Проникая вместе с согдийцами далеко на восток, кочевнические группы оседали там, и осваивали, как показывает разброс соответствующих памятников, не только центральноазиатские области, но и благодатные с точки зрения скотовода алтайские степи и долины. Конечно, здесь они вступали во взаимодействие с местным населением, и судьба их в разных случаях была различной; но это уже за рамками данной работы, а здесь важно подчеркнуть, что присутствие западных кочевых мигрантов в предтюркской Центральной Азии представляется несомненным, а связь их с согдийцами на всех этапах этого продвижения на восток — весьма вероятной.

 

Гипотеза об охране согдийских караванов [32] не противоречит существующим представлениям о том, что областью раннетюркского этногенеза были земли в Ганьсу и вокруг Гаочана (Кляшторный 1965). Речь не идёт о том, чтобы считать всех ранних тюрков среднеазиатским по происхождению племенем. Проникавшие с запада группы лишь послужили сторонним стимулирующим элементом, чем-то вроде случайно попадающей в раковину песчинки, которую затем обволакивает перламутр, образуя жемчужину; с ними в прототюркский «котёл» не более чем попали элементы западного происхождения, составившие впоследствии специфику культуры Первого тюркского каганата, но основную массу зарождавшегося народа образовывали племена, культура которых складывалась на основе взаимодействия местных «скифского» и «хуннского» этнокультурных субстратов, как было показано в одной из важных работ Д.Г. Савинова (1998).

(31/32)

 

В предположении о том, что организующим началом этно- и культурогенетического процесса послужили мигранты, нет ничего странного.
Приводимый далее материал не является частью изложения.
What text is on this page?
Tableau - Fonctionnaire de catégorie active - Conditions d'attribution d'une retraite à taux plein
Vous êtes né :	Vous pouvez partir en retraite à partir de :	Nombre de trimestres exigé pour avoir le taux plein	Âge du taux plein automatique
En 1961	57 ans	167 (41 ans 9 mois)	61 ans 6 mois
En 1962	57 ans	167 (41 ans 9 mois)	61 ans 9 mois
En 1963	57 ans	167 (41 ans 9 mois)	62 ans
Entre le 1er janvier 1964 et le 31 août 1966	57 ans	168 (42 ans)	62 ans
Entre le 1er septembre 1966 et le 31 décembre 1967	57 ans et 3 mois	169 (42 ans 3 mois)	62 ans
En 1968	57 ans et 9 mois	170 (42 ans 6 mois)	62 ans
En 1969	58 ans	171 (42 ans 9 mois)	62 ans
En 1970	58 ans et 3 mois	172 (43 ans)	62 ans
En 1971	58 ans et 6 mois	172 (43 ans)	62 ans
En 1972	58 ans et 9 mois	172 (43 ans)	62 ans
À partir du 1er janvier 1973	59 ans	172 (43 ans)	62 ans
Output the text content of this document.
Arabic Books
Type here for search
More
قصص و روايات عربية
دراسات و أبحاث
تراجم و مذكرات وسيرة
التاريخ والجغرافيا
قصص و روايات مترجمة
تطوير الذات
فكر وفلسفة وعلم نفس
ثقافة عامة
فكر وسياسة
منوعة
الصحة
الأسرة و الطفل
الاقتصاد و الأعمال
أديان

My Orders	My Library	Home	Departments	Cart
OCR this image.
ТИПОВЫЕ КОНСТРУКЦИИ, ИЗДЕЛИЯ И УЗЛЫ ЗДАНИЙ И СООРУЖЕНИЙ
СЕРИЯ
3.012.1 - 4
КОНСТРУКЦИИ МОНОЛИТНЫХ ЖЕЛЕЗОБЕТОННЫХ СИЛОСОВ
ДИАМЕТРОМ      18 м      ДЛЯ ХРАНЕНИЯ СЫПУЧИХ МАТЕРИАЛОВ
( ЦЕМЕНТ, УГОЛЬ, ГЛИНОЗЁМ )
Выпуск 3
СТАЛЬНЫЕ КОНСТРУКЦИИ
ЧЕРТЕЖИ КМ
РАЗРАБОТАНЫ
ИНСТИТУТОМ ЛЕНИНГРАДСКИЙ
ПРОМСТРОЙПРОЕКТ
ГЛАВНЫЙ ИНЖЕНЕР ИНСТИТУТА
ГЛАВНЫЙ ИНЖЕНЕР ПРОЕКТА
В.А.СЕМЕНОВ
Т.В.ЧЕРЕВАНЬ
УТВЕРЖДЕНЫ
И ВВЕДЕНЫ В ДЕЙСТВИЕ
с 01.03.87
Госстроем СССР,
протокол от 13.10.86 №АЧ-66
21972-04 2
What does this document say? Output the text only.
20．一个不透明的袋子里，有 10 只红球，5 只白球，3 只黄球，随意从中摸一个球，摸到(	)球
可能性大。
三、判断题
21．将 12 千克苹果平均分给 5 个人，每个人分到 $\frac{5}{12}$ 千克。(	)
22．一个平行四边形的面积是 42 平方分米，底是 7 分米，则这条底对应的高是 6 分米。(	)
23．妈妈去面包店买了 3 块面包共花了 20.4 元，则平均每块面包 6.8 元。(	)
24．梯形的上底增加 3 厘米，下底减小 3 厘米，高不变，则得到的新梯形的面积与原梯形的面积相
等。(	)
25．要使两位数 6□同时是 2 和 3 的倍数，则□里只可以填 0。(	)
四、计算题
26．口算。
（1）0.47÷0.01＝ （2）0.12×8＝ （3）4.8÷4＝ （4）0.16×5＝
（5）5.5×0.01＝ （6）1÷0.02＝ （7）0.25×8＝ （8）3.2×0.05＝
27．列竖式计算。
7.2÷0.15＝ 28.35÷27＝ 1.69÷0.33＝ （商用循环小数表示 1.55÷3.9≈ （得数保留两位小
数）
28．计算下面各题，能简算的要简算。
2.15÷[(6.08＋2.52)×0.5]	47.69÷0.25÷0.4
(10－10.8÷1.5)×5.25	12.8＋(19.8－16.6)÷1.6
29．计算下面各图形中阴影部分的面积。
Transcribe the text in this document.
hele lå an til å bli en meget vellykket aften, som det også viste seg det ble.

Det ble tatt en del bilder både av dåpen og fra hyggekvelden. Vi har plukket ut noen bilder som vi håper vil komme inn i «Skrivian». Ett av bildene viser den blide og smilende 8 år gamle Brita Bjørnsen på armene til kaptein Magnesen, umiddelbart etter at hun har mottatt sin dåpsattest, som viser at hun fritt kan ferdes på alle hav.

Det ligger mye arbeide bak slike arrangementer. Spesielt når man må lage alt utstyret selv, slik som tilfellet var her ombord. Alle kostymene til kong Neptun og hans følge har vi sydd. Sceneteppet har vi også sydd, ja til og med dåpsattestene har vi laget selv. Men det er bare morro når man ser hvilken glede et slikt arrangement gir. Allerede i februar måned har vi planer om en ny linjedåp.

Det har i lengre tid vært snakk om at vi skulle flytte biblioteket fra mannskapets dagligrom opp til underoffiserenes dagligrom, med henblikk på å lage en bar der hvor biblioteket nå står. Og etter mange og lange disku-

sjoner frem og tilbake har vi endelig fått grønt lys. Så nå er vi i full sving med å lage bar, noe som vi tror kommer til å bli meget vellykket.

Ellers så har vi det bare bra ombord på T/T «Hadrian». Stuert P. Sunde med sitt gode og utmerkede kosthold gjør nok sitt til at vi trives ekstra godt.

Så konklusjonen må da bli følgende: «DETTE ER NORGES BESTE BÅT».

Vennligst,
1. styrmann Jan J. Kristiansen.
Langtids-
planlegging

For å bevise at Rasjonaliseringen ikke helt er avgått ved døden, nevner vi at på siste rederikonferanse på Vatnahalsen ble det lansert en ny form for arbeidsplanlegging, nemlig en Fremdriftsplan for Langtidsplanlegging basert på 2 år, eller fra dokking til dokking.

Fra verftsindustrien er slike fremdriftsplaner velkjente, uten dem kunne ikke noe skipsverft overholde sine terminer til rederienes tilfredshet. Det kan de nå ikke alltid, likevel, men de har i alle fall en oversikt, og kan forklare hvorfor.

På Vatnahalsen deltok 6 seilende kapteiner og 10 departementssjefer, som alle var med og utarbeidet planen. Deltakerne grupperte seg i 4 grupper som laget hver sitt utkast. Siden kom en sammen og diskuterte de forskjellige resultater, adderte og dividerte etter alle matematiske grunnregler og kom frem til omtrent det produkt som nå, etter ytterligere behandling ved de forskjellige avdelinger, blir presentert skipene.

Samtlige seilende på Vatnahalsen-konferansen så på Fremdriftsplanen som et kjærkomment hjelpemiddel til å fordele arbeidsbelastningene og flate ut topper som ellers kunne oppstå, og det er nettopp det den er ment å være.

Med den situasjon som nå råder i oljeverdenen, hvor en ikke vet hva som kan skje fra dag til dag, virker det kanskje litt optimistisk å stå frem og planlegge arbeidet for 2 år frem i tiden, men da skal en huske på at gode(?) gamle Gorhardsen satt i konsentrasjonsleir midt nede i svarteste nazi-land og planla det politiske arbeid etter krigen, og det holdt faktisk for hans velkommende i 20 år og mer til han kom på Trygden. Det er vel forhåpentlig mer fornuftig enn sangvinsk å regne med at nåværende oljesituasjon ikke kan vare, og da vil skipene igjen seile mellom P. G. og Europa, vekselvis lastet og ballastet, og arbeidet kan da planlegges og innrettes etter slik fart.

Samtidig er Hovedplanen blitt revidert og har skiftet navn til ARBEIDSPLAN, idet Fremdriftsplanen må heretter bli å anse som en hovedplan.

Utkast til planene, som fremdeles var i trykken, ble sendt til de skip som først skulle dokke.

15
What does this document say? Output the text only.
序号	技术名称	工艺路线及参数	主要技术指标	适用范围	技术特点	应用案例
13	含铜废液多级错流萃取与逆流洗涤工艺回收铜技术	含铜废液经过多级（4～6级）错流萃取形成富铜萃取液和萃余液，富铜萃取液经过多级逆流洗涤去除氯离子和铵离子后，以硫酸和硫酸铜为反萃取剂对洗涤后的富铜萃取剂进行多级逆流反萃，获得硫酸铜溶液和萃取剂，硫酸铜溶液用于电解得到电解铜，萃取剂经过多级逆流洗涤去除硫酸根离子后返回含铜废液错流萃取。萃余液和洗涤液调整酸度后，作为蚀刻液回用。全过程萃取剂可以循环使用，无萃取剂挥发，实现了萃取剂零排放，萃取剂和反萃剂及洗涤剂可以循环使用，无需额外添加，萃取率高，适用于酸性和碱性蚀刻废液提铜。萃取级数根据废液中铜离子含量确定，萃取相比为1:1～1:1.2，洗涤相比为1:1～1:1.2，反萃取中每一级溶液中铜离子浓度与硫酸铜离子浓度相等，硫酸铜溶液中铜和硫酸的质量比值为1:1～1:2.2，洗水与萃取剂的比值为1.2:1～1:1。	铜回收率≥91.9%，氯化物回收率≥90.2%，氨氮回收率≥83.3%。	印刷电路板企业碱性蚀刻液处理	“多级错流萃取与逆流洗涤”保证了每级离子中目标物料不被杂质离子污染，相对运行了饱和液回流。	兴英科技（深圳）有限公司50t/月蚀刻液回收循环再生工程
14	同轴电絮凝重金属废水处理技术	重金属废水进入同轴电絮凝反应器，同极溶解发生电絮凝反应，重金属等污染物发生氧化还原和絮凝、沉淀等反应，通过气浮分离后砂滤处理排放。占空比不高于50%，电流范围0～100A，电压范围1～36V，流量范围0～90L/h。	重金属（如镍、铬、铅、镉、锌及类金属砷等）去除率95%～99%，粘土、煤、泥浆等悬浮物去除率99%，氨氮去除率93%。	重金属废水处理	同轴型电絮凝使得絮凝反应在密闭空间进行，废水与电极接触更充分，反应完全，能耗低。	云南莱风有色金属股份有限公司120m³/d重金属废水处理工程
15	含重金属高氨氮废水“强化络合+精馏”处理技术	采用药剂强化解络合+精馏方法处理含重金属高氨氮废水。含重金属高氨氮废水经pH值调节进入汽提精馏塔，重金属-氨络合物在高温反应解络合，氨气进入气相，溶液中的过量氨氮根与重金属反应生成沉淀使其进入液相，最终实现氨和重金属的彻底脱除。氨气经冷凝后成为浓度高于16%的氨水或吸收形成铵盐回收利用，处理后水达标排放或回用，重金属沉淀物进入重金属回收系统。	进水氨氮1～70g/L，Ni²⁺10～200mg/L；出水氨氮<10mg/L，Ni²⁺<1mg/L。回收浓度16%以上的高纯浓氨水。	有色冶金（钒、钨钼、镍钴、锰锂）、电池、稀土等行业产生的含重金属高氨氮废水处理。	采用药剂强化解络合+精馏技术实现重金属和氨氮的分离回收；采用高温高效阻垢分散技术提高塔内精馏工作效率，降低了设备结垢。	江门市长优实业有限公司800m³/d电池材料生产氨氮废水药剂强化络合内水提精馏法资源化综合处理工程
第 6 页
Эти контингенты были активным экстрактом своих родных социумов — лёгкие на подъём, предприимчивые, с авантюрным складом ума и характера — либо спасшиеся после поражений, злые, не имеющие за спиной ничего, кроме пепла — и они резко отличались по, условно и образно говоря, «пассионарности» от аборигенного населения, где те же качества были растворены в стабильных, иерархически многоступенчатых обществах. Привычные к партнёрству с согдийскими купцами, предки ашина сохранили, как следует из развития событий, эти традиционные связи на протяжении второй половины V — первой половины VI вв., в годы зависимости от жужаней, и когда пришёл их час, создали державу, впервые обеспечившую единовластие на громадной части Великого шёлкового пути, то есть остались, в сущности, всё той же охраной согдийских караванов, но уже в совершенно ином, государственном качестве.

 

Разумеется, эта держава была обречена на скорый развал, что и совершилось к началу VII в. Не разбирая соответствующие исторические перипетии, нужно выделить, что последующих событиях для основного вопроса этой работы более всего важно соотношение этнокультурных составляющих, отражённое в памятниках.

 


 

[23] Подробно об этих преданиях: Аристов 1896: 278-282; Кляшторный 1965; Зуев 1967; Савинов 1988.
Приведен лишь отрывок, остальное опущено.